Glory Sports International kickboxing
Swedish network Glory Sports International tweets out instant replies to gain TV viewers Glory Sports International

Sports television channels are using social media and YouTube to instantly feed their fans' appetite for content during intervals - and stop them switching over from adverts they aren't even watching.

Speaking at a London conference to discuss the future of television, Ivan Farneti, chief operating officer of Sweden-based Glory Sports International, a channel dedicated to kick-boxing, said his social media team pump out video highlights during advert breaks to keep viewers from turning over and losing ad revenue for the network.

"You need to make sure that when the TV commercials come on, your thumbs are busy on your phones so you don't change channel. If our viewers are busy tweeting [about what they just saw] they aren't changing the channel," Farneti said.

A key technique for Farneti's channel and production team is to record fights and upload short highlights to the internet immediately. Doing so creates reaction on social media and this brings more viewers to the channel just moments later. "Our social media team's job [on the monthly fight night] is to create live snippets that can become viral.

"Our first fight in Istanbul had a guy snap his shin in two [from kicking an opponent]. A 10 second clip [of this injury] was sent out immediately and we saw a spike in viewing numbers immediately after. [Another clip] of a 580-degree kick was on the web in two minutes and viewed one million times in less than an hour."

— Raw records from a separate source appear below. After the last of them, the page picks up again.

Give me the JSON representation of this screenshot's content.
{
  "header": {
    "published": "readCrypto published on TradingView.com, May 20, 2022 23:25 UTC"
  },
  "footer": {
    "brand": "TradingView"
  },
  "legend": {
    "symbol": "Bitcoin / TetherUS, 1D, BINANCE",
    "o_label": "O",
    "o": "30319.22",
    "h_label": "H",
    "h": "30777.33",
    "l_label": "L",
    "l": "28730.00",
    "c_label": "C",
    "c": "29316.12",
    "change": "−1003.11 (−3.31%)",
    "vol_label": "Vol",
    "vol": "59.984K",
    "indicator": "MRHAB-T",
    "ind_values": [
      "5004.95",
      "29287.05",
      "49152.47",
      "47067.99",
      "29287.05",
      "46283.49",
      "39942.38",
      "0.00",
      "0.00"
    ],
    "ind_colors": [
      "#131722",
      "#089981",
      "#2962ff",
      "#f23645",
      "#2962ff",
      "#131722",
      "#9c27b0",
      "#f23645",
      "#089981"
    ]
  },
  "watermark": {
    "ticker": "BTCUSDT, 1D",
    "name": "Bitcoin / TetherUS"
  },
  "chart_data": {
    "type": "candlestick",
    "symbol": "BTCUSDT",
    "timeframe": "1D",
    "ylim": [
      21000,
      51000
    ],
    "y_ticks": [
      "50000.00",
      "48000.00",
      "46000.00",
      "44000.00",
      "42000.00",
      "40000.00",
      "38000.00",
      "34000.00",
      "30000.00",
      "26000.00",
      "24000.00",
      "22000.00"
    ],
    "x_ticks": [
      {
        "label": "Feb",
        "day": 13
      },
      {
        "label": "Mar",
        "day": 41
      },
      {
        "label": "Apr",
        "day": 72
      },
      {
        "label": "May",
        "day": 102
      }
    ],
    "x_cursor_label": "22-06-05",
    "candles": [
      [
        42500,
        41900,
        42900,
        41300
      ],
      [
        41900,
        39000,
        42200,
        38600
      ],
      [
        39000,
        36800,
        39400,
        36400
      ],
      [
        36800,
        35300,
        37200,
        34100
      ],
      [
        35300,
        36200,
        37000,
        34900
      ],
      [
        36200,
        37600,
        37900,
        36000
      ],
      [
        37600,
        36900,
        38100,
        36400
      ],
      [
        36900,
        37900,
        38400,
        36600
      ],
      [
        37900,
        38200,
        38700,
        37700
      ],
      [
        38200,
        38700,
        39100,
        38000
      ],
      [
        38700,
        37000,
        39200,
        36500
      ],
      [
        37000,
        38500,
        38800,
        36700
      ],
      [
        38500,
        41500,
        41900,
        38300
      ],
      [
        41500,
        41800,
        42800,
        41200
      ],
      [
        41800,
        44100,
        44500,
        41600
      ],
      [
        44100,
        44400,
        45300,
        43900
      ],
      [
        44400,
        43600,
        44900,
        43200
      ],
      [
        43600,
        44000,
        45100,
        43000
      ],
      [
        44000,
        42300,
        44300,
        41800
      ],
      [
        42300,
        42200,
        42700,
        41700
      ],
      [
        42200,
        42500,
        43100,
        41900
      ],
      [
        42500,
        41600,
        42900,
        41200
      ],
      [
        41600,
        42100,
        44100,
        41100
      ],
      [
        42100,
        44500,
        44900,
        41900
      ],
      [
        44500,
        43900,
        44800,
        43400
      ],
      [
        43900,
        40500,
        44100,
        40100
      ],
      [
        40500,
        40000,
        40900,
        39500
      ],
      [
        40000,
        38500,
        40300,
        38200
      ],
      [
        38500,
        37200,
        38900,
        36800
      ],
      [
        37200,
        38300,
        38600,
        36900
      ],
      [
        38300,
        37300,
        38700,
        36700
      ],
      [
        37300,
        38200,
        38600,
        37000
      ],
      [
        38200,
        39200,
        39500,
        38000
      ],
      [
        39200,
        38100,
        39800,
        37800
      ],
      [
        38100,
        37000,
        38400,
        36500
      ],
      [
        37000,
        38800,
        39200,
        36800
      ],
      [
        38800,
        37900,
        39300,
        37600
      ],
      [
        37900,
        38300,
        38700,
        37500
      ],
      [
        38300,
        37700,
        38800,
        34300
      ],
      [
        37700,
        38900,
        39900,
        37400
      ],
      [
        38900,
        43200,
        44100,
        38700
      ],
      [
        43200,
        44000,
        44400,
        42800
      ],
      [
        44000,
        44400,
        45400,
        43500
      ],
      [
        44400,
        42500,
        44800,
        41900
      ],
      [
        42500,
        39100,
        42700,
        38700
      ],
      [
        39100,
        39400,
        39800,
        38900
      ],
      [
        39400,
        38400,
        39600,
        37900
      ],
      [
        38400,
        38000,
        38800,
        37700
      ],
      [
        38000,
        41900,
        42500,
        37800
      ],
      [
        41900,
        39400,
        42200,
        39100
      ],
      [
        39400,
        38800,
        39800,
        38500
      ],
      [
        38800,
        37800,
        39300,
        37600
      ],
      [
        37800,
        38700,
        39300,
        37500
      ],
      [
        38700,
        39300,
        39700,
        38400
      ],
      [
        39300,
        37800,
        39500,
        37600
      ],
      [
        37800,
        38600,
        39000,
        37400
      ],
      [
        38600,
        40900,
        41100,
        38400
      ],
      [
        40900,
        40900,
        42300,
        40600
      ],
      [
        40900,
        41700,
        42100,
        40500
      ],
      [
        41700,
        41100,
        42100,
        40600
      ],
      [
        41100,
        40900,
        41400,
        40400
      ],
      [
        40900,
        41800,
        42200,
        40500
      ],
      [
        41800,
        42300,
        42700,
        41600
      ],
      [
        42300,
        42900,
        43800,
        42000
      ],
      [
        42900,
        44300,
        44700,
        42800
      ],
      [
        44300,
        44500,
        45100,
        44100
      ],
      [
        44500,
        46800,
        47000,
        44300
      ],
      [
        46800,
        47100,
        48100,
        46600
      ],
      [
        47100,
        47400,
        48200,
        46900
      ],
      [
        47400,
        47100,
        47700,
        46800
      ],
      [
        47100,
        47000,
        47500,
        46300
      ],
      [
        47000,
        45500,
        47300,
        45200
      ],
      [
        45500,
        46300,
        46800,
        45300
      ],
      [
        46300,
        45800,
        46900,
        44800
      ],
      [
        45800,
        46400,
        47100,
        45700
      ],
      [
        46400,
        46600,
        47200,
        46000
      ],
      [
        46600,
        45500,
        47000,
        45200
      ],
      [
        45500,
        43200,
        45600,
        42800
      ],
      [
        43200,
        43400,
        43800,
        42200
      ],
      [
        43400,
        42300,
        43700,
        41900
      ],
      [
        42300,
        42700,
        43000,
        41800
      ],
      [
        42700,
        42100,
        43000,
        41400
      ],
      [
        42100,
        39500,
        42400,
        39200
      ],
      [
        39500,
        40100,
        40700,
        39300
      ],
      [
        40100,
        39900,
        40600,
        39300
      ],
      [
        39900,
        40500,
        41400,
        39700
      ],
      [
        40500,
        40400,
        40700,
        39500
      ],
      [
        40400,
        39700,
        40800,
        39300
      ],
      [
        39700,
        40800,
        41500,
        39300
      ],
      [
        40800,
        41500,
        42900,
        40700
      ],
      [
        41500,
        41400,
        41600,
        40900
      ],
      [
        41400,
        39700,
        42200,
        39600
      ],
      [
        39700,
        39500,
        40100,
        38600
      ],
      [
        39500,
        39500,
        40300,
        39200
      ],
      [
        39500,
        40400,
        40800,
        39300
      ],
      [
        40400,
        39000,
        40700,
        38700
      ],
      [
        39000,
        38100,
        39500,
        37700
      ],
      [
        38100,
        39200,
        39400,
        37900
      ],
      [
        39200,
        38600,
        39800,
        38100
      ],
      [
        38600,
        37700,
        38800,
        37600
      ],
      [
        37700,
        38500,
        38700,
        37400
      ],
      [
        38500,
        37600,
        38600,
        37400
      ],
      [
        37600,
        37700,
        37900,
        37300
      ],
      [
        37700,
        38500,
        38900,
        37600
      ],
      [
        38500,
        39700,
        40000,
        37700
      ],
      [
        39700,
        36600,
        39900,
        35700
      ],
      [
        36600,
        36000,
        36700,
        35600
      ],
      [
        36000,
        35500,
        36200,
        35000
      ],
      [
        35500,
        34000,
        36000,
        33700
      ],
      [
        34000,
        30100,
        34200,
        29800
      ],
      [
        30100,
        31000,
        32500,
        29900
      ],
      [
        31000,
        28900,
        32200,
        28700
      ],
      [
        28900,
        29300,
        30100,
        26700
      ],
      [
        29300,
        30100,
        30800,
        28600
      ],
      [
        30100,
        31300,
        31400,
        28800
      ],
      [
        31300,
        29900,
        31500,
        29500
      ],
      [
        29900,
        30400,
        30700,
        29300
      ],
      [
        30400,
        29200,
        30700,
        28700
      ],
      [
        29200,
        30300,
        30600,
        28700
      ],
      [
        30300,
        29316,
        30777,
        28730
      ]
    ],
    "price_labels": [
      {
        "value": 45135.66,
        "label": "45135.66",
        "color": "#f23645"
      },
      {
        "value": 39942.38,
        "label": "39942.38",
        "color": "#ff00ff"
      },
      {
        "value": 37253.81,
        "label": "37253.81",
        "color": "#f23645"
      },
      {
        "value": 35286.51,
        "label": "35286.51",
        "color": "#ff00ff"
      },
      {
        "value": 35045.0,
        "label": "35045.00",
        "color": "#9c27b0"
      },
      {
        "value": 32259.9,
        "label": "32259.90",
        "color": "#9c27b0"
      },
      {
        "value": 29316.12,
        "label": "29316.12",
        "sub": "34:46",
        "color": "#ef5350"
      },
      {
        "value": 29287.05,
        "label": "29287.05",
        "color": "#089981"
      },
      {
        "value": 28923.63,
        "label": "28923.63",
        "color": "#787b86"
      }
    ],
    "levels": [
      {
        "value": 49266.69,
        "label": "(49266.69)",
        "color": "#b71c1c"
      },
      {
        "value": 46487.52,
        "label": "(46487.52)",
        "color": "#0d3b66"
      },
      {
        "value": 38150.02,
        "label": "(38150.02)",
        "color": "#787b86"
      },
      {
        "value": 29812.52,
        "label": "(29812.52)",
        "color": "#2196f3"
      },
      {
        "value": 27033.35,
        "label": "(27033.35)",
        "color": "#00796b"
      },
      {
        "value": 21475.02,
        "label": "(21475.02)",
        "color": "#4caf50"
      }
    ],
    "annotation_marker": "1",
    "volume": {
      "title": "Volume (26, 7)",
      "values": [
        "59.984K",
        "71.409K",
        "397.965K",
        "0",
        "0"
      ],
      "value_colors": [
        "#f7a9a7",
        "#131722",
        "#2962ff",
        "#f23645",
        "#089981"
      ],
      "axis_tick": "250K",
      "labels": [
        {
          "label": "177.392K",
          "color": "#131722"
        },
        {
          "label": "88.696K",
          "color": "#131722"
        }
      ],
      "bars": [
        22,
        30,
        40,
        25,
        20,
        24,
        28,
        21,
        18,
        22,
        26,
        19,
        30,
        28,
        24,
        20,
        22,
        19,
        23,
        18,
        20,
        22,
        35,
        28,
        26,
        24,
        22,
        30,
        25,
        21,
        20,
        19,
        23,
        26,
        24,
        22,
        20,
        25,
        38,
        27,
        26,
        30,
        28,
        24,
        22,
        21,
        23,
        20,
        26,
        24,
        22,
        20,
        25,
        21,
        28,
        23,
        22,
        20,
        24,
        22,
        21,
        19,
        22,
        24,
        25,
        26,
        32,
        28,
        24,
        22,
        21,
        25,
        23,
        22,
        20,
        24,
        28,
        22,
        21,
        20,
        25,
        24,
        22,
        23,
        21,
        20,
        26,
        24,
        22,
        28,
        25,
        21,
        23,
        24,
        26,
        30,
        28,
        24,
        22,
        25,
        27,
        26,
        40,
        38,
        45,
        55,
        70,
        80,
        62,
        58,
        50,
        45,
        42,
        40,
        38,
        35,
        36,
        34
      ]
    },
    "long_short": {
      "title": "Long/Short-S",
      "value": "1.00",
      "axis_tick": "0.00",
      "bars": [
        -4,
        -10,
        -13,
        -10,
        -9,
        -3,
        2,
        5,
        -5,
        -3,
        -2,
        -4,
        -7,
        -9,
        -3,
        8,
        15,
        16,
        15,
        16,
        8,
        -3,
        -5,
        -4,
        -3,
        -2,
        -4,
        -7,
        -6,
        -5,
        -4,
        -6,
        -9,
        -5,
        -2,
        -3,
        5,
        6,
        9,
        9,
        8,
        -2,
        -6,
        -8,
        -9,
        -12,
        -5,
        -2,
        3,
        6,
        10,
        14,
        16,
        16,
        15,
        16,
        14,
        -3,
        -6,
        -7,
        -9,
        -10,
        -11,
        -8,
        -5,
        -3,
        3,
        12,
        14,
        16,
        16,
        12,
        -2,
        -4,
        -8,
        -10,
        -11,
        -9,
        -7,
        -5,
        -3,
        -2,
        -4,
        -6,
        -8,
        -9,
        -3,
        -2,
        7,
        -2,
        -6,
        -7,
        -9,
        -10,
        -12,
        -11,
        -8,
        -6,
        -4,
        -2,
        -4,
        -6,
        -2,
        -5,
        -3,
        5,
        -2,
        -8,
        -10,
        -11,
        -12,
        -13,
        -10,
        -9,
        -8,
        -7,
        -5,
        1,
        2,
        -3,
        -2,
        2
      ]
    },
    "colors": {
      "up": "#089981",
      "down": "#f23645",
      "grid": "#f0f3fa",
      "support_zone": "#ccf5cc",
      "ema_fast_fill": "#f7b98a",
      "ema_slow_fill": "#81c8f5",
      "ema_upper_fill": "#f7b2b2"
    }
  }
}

Get there first and new viewers tune in

David Gibbs, director of Sky Sports Digital Media, agreed that getting key moments onto social media translates into an instant surge in viewers to the TV channel. "For our 30-year-old business [social media] is changing the way people think," Gibbs said. "Something happens, you get it out there. If you don't, then someone else does it before you. You do see these spikes [in viewers]. Grab it, get it out there and you bring people in."

Gibbs went on to explain the complicated Sky Sports has with Periscope, the Twitter-owned smartphone app which lets users broadcast live video to their followers.

On the one hand, Periscope is being used to broadcast live sports events for which Sky pays a fortune for; but on the other, it has become a powerful tool for giving Sky viewers extra content from the broadcaster itself. "Things like Periscope and [rival video app] Vine, we use them where they add value to our offering. There is a big demand and it's about managing those relationships, the good and the less good sides."